The following sphinx-apidoc invocation will autogenerate an api/ subdirectory of rST files for each of the petastorm modules. Those files can then be glob'd into a TOC tree.

cd docs/autodocs
sphinx-apidoc -fTo api ../.. ../../setup.py

The apidoc_experiment branch and RTD output demonstrates the outcome of vanilla usage. Actually leveraging this approach to produce uncluttered auto-generated API doc will require:

  1. Code package reorganization
  2. Experimentation with sphinx settings, if available, to shorten link names
  3. Configuration change to auto-run sphinx-apidoc in RTD build, as opposed to committing the api/*.rst files

Release procedure

  1. Make sure you are on the latest mater in your local workspace (git checkout master && git pull).
  2. Update __version__ in petastorm/__init__.py and commit.
  3. Update docs/release-notes.rst.
    1. Delete (unreleased) from the release we are about to release.
    2. Add any additional information if needed.
    3. Add kudos message to any new contributors who contributed to the release.
    4. Create a future release entry and tag it with (unreleased)) string.
  4. Commit the changes.
  5. Tag as vX.X.Xrc0 (git tag vX.X.Xrc0) and push both master and the tag (git push origin master vX.X.Xrc0). This will trigger build and pypi release.
  6. Provide an opportunity for users to test the new release (slack channel/tweater). Create new release candidates as needed.
  7. Tag as vX.X.X (git tag vX.X.X) and push both master and the tag (git push origin master vX.X.X). This will trigger build and pypi release
  8. Once the build finishes, a new python wheel will be pushed to public pypi server.
  9. Navigate to https://readthedocs.org/ --> "My Projects" --> "Builds" --> Trigger build of the 'latest' documentation (not clear when RTD picks up new tags from github, so you may see only outdated release versions there).

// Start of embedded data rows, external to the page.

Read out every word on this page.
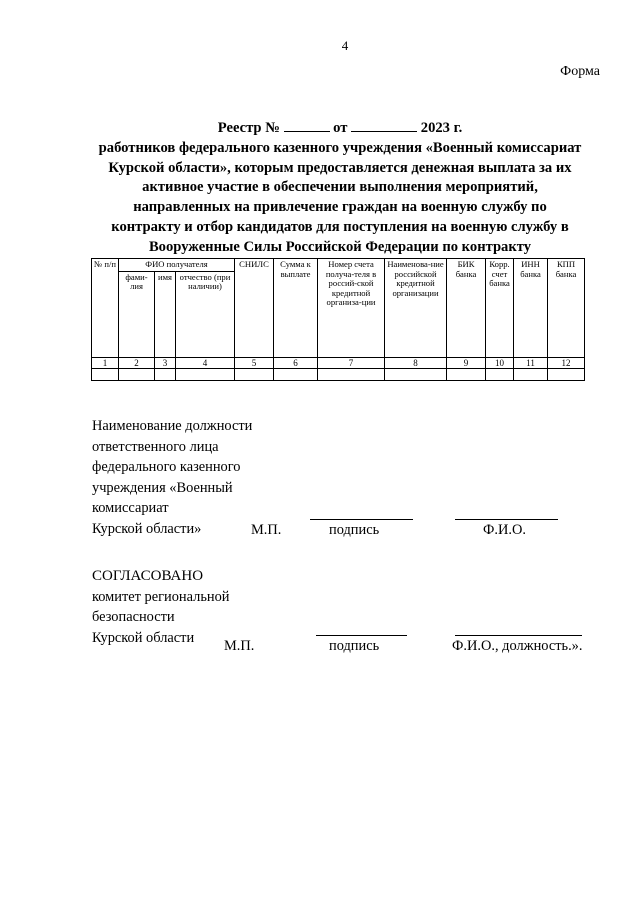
4
Форма
Реестр №	от	2023 г.
работников федерального казенного учреждения «Военный комиссариат
Курской области», которым предоставляется денежная выплата за их
активное участие в обеспечении выполнения мероприятий,
направленных на привлечение граждан на военную службу по
контракту и отбор кандидатов для поступления на военную службу в
Вооруженные Силы Российской Федерации по контракту
№ п/п	ФИО получателя			СНИЛС	Сумма к выплате	Номер счета получа-теля в россий-ской кредитной организа-ции	Наименова-ние российской кредитной организации	БИК банка	Корр. счет банка	ИНН банка	КПП банка
	фами-лия	имя	отчество (при наличии)								
1	2	3	4	5	6	7	8	9	10	11	12

Наименование должности
ответственного лица
федерального казенного
учреждения «Военный
комиссариат
Курской области»	М.П.	подпись	Ф.И.О.
СОГЛАСОВАНО
комитет региональной
безопасности
Курской области
М.П.	подпись	Ф.И.О., должность.».
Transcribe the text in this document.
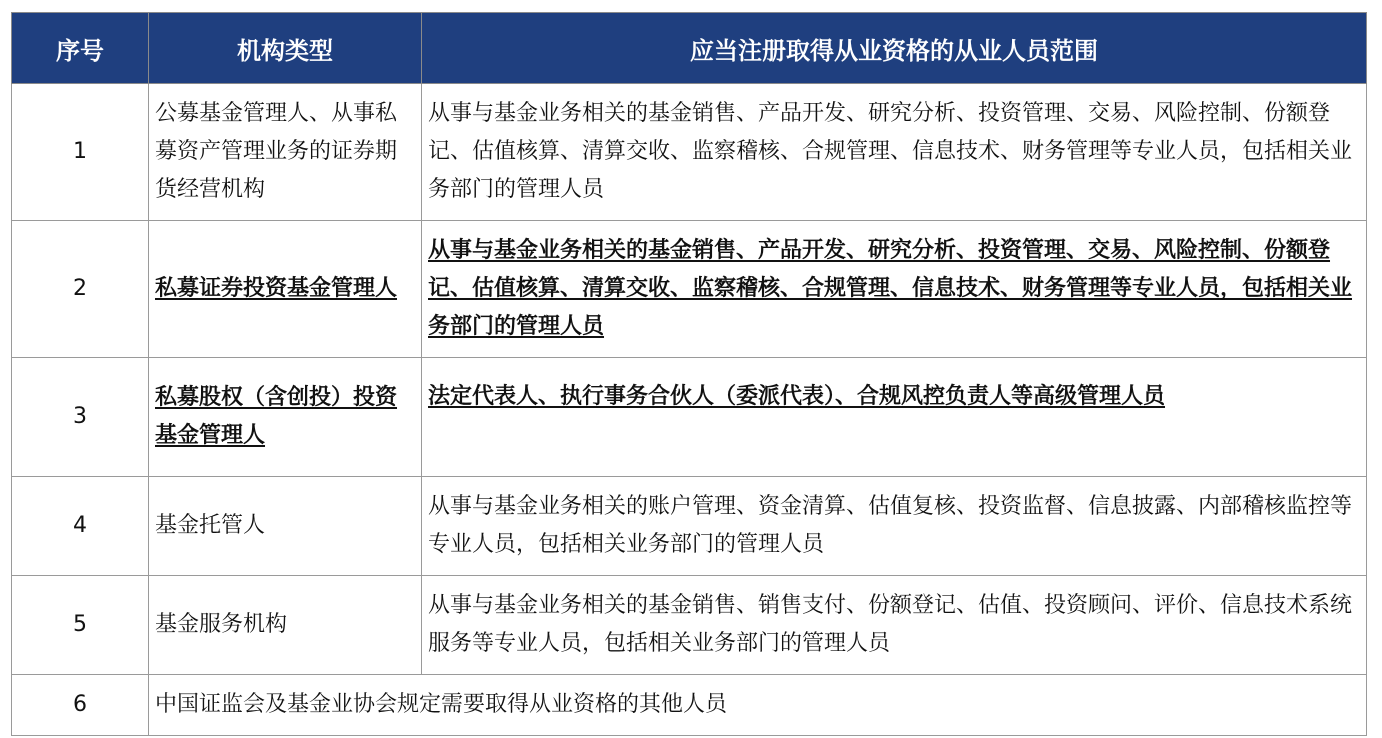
序号	机构类型	应当注册取得从业资格的从业人员范围
1	公募基金管理人、从事私募资产管理业务的证券期货经营机构	从事与基金业务相关的基金销售、产品开发、研究分析、投资管理、交易、风险控制、份额登记、估值核算、清算交收、监察稽核、合规管理、信息技术、财务管理等专业人员，包括相关业务部门的管理人员
2	私募证券投资基金管理人	从事与基金业务相关的基金销售、产品开发、研究分析、投资管理、交易、风险控制、份额登记、估值核算、清算交收、监察稽核、合规管理、信息技术、财务管理等专业人员，包括相关业务部门的管理人员
3	私募股权（含创投）投资基金管理人	法定代表人、执行事务合伙人（委派代表）、合规风控负责人等高级管理人员
4	基金托管人	从事与基金业务相关的账户管理、资金清算、估值复核、投资监督、信息披露、内部稽核监控等专业人员，包括相关业务部门的管理人员
5	基金服务机构	从事与基金业务相关的基金销售、销售支付、份额登记、估值、投资顾问、评价、信息技术系统服务等专业人员，包括相关业务部门的管理人员
6	中国证监会及基金业协会规定需要取得从业资格的其他人员	
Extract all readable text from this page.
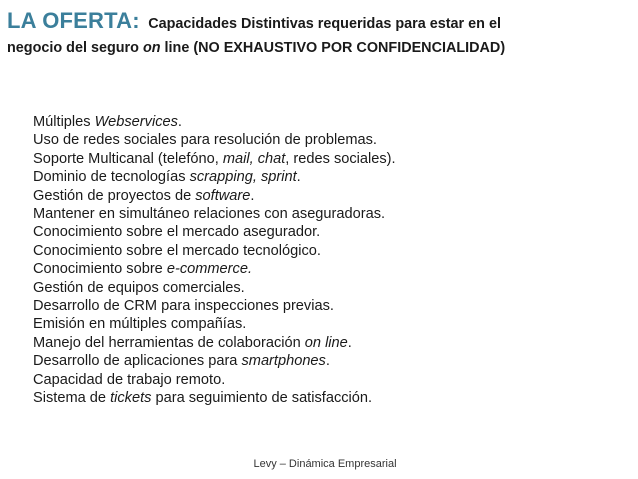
LA OFERTA: Capacidades Distintivas requeridas para estar en el
negocio del seguro on line (NO EXHAUSTIVO POR CONFIDENCIALIDAD)
Múltiples Webservices.
Uso de redes sociales para resolución de problemas.
Soporte Multicanal (telefóno, mail, chat, redes sociales).
Dominio de tecnologías scrapping, sprint.
Gestión de proyectos de software.
Mantener en simultáneo relaciones con aseguradoras.
Conocimiento sobre el mercado asegurador.
Conocimiento sobre el mercado tecnológico.
Conocimiento sobre e-commerce.
Gestión de equipos comerciales.
Desarrollo de CRM para inspecciones previas.
Emisión en múltiples compañías.
Manejo del herramientas de colaboración on line.
Desarrollo de aplicaciones para smartphones.
Capacidad de trabajo remoto.
Sistema de tickets para seguimiento de satisfacción.
Levy – Dinámica Empresarial
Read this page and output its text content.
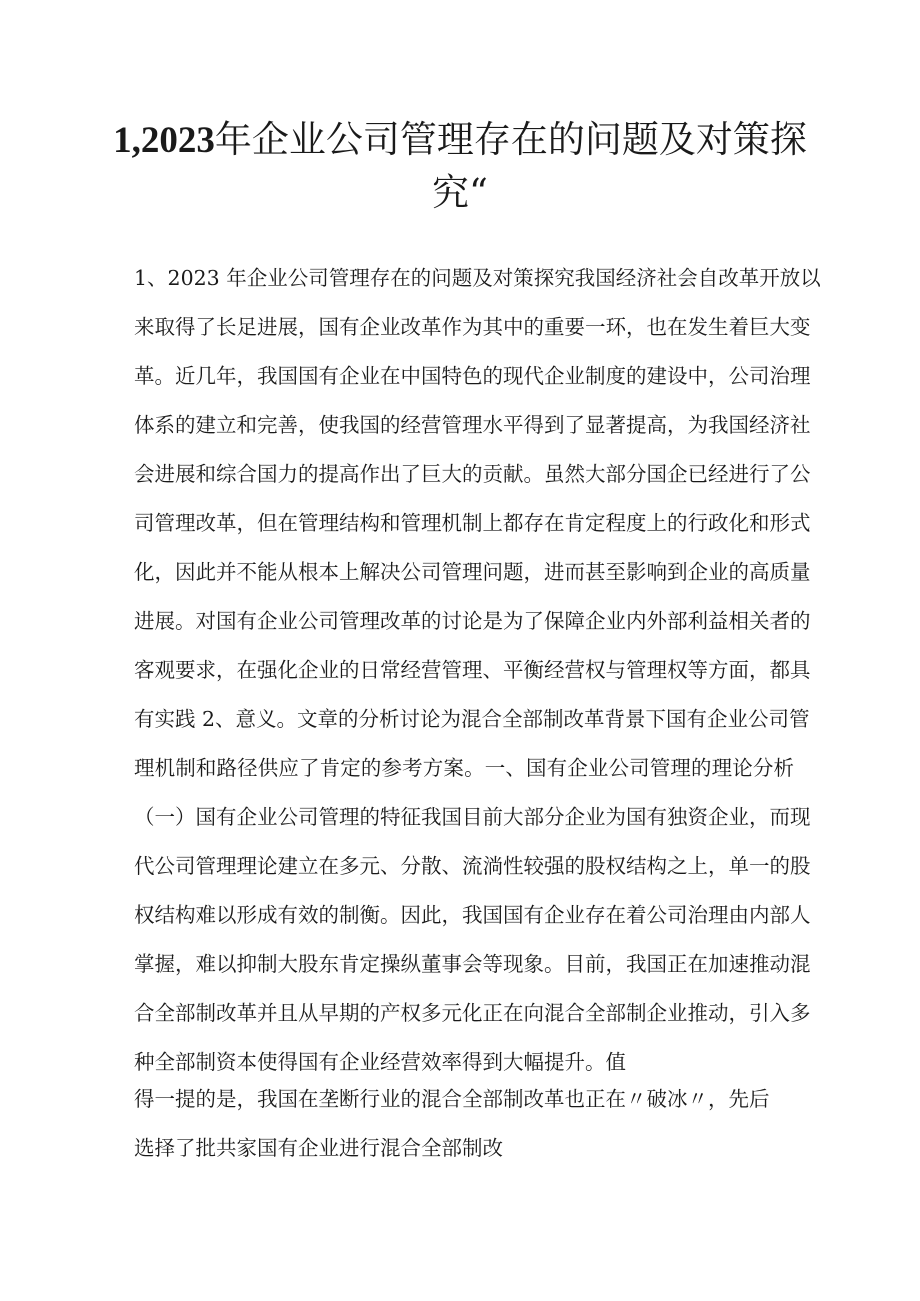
1,2023年企业公司管理存在的问题及对策探
究“

1、2023 年企业公司管理存在的问题及对策探究我国经济社会自改革开放以

来取得了长足进展，国有企业改革作为其中的重要一环，也在发生着巨大变

革。近几年，我国国有企业在中国特色的现代企业制度的建设中，公司治理

体系的建立和完善，使我国的经营管理水平得到了显著提高，为我国经济社

会进展和综合国力的提高作出了巨大的贡献。虽然大部分国企已经进行了公

司管理改革，但在管理结构和管理机制上都存在肯定程度上的行政化和形式

化，因此并不能从根本上解决公司管理问题，进而甚至影响到企业的高质量

进展。对国有企业公司管理改革的讨论是为了保障企业内外部利益相关者的

客观要求，在强化企业的日常经营管理、平衡经营权与管理权等方面，都具

有实践 2、意义。文章的分析讨论为混合全部制改革背景下国有企业公司管

理机制和路径供应了肯定的参考方案。一、国有企业公司管理的理论分析

（一）国有企业公司管理的特征我国目前大部分企业为国有独资企业，而现

代公司管理理论建立在多元、分散、流淌性较强的股权结构之上，单一的股

权结构难以形成有效的制衡。因此，我国国有企业存在着公司治理由内部人

掌握，难以抑制大股东肯定操纵董事会等现象。目前，我国正在加速推动混

合全部制改革并且从早期的产权多元化正在向混合全部制企业推动，引入多

种全部制资本使得国有企业经营效率得到大幅提升。值

得一提的是，我国在垄断行业的混合全部制改革也正在〃破冰〃，先后

选择了批共家国有企业进行混合全部制改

Setting up pyspark for working with S3 locally

Checked these instructions for pyspark 3.0.1 1. Download the following files into some local directory:

  1. https://repo1.maven.org/maven2/com/amazonaws/aws-java-sdk/1.7.4/aws-java-sdk-1.7.4.jar
  2. https://repo1.maven.org/maven2/org/apache/hadoop/hadoop-aws/2.7.4/hadoop-aws-2.7.4.jar
  3. https://repo1.maven.org/maven2/net/java/dev/jets3t/jets3t/0.9.4/jets3t-0.9.4.jar (was not able to confirm s3 protocol due to authentication issues)
  1. Add/set CLASSPATH environment variable to point to the directory containing these jars.